My question is, does it matter which way I orient the two pieces? Should the grain be perpendicular, parallel, or does it not matter?

4 Answers 4


The layers of plywood are already alternated, this is what gives it its strength and warp resistance. Ideally you would place the layers perpendicular, but I don't think you'd see any negative effects if two of the layers happened to be glued together in the same direction.

  • 1
    That internal crossing is also why it's stable despite humidity variations -- which means you don't need to worry about wood movement tearing the joint apart.
    – keshlam
    Commented Sep 9, 2015 at 19:23

Per Wikipedia:

Plywood is a sheet material manufactured from thin layers or "plies" of wood veneer that are glued together with adjacent layers having their wood grain rotated up to 90 degrees to one another.

If you were to shave off each subsequent layer of a piece of Baltic birch plywood, you would undoubtedly find that the plies are oriented 90 degrees to each other.

My question is, does it matter which way I orient the two pieces?

Absolutely not. Baltic birch plywood is known for its good dimensional stability, which is mostly due to the ply arrangement as discussed. Gluing two separate pieces will not result in any contradiction of grain orientations, thus you will not have any issues with differential shrinkage wanting to pull the piece apart or split it.


No it doesn't make any significant difference which way you orient the two pieces of plywood.

However there is potentially another issue and that is that with some modern plywood the surface veneers are very thin. I see you've specified that you're using birch plywood but that is a very broad category and the quality can vary widely, some types have these extremely thin face veneers. To maximise the bond between the two pieces of plywood you may want to remove that veneer from the face of both pieces prior to glueing them together.

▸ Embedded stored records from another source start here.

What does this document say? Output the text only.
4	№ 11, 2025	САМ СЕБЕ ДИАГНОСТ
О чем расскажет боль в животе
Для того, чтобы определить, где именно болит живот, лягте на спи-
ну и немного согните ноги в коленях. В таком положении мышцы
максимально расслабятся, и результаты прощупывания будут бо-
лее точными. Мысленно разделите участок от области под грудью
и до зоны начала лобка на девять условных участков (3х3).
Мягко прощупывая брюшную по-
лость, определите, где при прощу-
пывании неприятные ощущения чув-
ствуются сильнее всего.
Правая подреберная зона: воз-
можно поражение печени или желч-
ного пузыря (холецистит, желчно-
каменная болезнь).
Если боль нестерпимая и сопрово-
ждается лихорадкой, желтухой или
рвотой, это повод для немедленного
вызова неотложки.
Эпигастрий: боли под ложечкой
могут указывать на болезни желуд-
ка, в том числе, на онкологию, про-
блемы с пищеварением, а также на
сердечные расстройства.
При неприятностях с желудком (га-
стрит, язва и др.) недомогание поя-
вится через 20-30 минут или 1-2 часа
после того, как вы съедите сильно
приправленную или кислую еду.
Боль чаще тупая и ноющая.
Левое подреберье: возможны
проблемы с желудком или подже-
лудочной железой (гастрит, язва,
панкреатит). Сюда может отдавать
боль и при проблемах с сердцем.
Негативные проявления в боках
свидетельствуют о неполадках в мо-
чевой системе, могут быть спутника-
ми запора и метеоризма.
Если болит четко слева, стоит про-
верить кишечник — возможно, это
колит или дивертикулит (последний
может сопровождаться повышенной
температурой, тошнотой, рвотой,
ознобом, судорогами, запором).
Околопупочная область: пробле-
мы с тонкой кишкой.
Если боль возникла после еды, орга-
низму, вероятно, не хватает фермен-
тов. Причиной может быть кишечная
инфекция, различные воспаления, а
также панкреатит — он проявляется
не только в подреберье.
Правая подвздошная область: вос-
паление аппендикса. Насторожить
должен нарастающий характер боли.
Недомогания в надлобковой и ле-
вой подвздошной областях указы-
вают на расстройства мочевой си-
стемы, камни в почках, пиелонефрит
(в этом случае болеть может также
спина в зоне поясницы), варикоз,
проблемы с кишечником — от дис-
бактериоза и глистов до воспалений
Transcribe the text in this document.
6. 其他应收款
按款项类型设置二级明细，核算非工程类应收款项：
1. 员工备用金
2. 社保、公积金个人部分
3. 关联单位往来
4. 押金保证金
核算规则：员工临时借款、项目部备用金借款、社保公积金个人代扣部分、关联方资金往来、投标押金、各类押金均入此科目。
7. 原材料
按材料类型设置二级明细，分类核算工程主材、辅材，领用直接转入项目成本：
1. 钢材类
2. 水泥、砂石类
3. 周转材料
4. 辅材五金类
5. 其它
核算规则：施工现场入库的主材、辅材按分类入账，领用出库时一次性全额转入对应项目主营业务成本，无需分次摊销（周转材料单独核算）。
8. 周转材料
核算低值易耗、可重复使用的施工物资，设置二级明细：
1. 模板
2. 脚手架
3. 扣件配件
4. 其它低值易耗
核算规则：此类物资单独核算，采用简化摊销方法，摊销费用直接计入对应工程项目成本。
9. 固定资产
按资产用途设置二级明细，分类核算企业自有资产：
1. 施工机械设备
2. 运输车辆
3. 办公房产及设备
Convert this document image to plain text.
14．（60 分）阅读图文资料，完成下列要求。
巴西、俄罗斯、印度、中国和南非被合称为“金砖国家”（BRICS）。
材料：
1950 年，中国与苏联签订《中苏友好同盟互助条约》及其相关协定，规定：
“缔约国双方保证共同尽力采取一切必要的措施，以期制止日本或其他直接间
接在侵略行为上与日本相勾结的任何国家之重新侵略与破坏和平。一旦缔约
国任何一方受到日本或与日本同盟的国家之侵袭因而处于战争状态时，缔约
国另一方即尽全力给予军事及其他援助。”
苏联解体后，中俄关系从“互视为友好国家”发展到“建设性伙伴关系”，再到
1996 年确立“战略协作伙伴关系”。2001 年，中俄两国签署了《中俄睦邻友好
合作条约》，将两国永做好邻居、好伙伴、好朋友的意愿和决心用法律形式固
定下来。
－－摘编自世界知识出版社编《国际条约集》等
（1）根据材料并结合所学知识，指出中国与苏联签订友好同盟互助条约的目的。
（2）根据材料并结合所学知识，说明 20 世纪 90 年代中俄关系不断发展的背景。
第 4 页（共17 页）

What matters here is what look you need. Like others have said the structural integrity is already in place. With most things you build the grain will look right going a certain way. Sides of a shelving unit the grain should be up and down the shelves left and right and so on. I have made these mistakes when cutting and used the pieces anyway to find out if really makes a difference. So for strength it does not buy for looks I say it does. What are you making?